Thursday, May 14, 2009
The Two-Legged Horse, Samira Makhmalbaf, 2008
This film is by far the best of the recent release films I have seen. Directed by Samira of the premier Iranian filmmaking Makhmalbaf family, and written by her father Mohsen, The Two-legged Horse is beautiful, painful, and a political tirade all at once. This film does what lesser films aspire to but are never able to do in its ability to take an everyday relationship that is both real and an allegory for more urgent, political relationships. Set in a poverty stricken Afghanistan, two boys build a relationship that is a profound and deeply troubling sado-masochistic master-slave affair. The one has no legs, the other no money. And they need each other for survival, the one to get around, the other to stay alive.
The mentally retarded boy, Mervais, wins a competition to become the human horse for the maimed wealthy boy.
What’s so powerful about this film is the fact that the relationship develops from this business arrangement between the one who has legs and the one who has money, moves through power struggle between the two – the master whips his horse, deprives him of food, throws stones at him, humiliates him and cruelly debases him from human to helpless animal. And yet, the animal comes back for more. The animal also knows that his master is dependent on him and though they are few, there are moments when he leaves the young legless boy to fend for himself. And the bond turns from a business arrangement to a something more human, real, a genuine connection between the two. If a scene where the two share a both and watch spiders in the rich boy’s house is the turning point, or the climax of the film, from here, The Two-legged Horse only gets darker. Instead of deepening a relationship based on compassion and comradeship, the film then sees the “master” exploit Mervais with greater cruelty and violence. Eventually, the boy is “transformed” into a horse with saddle, horse shoes (the scene where they are nailed into his feet is not for the squeamish) and even a head, living in a barn with the other animals, eating hay. The abuse is so final that there is nowhere to go but for the human horse to walk away. At the end of the film, there is a call for his replacement that echoes the opening when scores of young boys plead and beg to be the human transportation. And so the nightmare of exploitation will continue.
Ultimately, this is a searing indictment not only of the brutality of human exploitation, but also of the debasement of the people of Afghanistan by its oppressors. Even though the film never moves outside of the small village, or beyond the lives of the two boys, this is a narrative that is set firmly in the desert of a country that has been exploited and bled dry in the interests of someone else’s profit.

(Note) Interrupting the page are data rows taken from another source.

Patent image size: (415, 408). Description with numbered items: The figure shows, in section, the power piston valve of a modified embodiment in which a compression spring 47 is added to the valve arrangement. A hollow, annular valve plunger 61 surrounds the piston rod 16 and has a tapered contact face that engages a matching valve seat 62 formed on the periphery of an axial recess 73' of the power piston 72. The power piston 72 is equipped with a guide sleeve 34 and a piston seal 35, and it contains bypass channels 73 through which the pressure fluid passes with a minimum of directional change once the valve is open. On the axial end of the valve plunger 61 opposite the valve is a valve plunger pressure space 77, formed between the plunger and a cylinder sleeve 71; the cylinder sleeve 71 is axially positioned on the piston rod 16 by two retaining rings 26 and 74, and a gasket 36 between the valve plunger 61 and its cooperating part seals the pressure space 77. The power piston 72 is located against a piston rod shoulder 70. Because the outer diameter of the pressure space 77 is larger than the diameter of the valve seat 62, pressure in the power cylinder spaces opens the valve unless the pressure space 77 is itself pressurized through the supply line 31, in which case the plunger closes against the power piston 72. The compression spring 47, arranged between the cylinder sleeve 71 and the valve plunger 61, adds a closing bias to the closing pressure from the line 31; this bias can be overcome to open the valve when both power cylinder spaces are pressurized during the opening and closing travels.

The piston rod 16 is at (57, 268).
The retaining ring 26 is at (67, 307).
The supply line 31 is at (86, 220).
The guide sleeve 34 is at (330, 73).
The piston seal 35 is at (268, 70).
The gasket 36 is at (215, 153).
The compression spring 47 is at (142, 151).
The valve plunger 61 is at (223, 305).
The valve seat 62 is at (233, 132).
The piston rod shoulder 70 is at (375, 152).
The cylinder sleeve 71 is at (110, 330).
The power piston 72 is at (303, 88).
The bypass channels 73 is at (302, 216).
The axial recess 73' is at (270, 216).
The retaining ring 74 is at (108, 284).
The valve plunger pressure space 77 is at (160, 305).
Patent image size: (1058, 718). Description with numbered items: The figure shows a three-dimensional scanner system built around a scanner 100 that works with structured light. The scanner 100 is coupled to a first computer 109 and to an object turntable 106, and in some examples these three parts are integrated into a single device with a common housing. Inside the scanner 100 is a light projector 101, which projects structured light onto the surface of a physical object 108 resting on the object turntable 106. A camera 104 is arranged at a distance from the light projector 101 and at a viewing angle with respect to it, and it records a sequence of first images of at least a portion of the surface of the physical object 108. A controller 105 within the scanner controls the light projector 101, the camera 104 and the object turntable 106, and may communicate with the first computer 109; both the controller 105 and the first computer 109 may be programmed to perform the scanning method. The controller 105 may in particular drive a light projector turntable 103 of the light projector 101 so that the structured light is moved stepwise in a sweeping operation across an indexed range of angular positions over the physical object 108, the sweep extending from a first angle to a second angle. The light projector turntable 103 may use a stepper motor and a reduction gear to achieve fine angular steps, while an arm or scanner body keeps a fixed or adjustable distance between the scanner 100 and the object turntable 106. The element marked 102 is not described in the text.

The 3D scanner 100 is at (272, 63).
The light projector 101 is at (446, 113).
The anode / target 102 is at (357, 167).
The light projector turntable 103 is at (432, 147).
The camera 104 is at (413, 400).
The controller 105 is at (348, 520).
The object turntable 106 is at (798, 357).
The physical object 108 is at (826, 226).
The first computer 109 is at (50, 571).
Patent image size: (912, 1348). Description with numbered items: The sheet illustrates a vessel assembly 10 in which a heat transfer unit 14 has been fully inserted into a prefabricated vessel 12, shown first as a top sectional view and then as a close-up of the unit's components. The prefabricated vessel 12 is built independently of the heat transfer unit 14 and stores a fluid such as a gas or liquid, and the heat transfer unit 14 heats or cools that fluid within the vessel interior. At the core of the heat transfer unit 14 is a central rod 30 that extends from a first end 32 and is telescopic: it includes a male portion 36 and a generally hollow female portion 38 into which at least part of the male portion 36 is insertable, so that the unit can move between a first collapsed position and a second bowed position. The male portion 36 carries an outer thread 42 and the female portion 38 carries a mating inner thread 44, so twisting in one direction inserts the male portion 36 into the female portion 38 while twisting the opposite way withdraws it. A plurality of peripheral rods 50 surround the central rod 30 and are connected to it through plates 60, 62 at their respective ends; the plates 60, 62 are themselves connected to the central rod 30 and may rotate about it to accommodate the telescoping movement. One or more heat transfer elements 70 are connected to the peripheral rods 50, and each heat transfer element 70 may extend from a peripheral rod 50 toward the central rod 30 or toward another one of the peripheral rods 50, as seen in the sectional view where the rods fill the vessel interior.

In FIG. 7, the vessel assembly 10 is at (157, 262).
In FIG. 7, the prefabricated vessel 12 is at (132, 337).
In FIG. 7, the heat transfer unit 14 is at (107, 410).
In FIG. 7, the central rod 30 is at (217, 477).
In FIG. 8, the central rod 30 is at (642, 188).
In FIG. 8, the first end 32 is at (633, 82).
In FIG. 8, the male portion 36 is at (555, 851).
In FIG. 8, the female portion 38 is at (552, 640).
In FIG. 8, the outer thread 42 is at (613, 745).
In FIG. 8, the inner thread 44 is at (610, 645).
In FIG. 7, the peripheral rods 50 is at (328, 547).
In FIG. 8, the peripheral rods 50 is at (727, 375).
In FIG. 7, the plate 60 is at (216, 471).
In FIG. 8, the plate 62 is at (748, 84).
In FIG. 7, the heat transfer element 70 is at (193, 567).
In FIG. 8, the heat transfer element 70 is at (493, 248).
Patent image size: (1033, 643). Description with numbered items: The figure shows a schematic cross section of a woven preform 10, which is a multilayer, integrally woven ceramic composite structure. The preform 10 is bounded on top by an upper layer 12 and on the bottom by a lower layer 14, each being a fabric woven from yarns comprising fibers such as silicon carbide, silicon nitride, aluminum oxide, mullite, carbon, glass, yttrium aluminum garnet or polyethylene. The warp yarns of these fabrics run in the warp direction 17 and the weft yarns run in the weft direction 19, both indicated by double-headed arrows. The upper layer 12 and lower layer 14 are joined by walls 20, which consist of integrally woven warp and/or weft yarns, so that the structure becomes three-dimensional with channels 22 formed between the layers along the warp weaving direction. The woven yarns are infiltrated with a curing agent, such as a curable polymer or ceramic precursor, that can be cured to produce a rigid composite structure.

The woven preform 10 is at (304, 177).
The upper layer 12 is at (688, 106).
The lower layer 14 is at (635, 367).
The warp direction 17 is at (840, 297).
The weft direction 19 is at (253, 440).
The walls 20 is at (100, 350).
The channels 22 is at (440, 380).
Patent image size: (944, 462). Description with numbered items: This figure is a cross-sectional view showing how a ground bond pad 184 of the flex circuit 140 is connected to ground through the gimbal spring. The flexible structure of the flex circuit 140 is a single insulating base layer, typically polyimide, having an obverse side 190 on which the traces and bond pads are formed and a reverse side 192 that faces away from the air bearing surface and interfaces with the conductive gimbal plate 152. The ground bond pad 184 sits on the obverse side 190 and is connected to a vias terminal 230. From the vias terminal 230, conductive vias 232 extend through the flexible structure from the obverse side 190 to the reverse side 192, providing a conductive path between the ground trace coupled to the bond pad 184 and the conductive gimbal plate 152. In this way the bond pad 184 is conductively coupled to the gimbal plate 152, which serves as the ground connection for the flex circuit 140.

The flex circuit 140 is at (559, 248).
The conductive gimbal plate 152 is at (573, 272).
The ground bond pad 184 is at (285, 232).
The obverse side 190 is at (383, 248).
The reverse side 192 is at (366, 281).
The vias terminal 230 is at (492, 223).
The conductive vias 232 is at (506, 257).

The fact that the legless boy’s mother stepped on a landmine that killed her and maimed him, makes the stakes clear, and his story as the sadist, tragic. We also know that his sister has a deformity that has taken his father and her to India for a cure, leaving the young boy alone. We might learn why the boy takes his anger out on his slave, but we never feel sorry for him. Rather, these details ensure that the message about sado-masochism ricochets outwards from the two young boys to that at the heart of their country’s recent history.
Filmically, The Two-Legged Horse is beautiful, the camera lingers, and the editing creates connections, rather than telling stories. Mervais is likened through the sharing of the mise-en-scène to the horses, cows and donkeys who appear to have more freedom than he does. In contradistinction, the film periodically cuts to the developing relationship between a mare and her new born pony. Like the one between the amputee and the mentally impaired, that between mother and child horse is filled with contradiction: oscillating between brutal kicking and loving licking and kissing, we are reminded that the bonds of sado-masochism are everywhere in the animal world. The allegory is complete as we are shown the destruction and violence of the master-slave relationship is everywhere, even presumably, in our daily lives.
This is the sado-masochistic relationship at its most virulent, made all the more powerful, poignant and painful by the impotence, and surely, the innocence of the couple of kids. The Two-Legged Horse is a fine allegory of both the abuse we inflict on each other and of the desperate and devastating political world that we live in.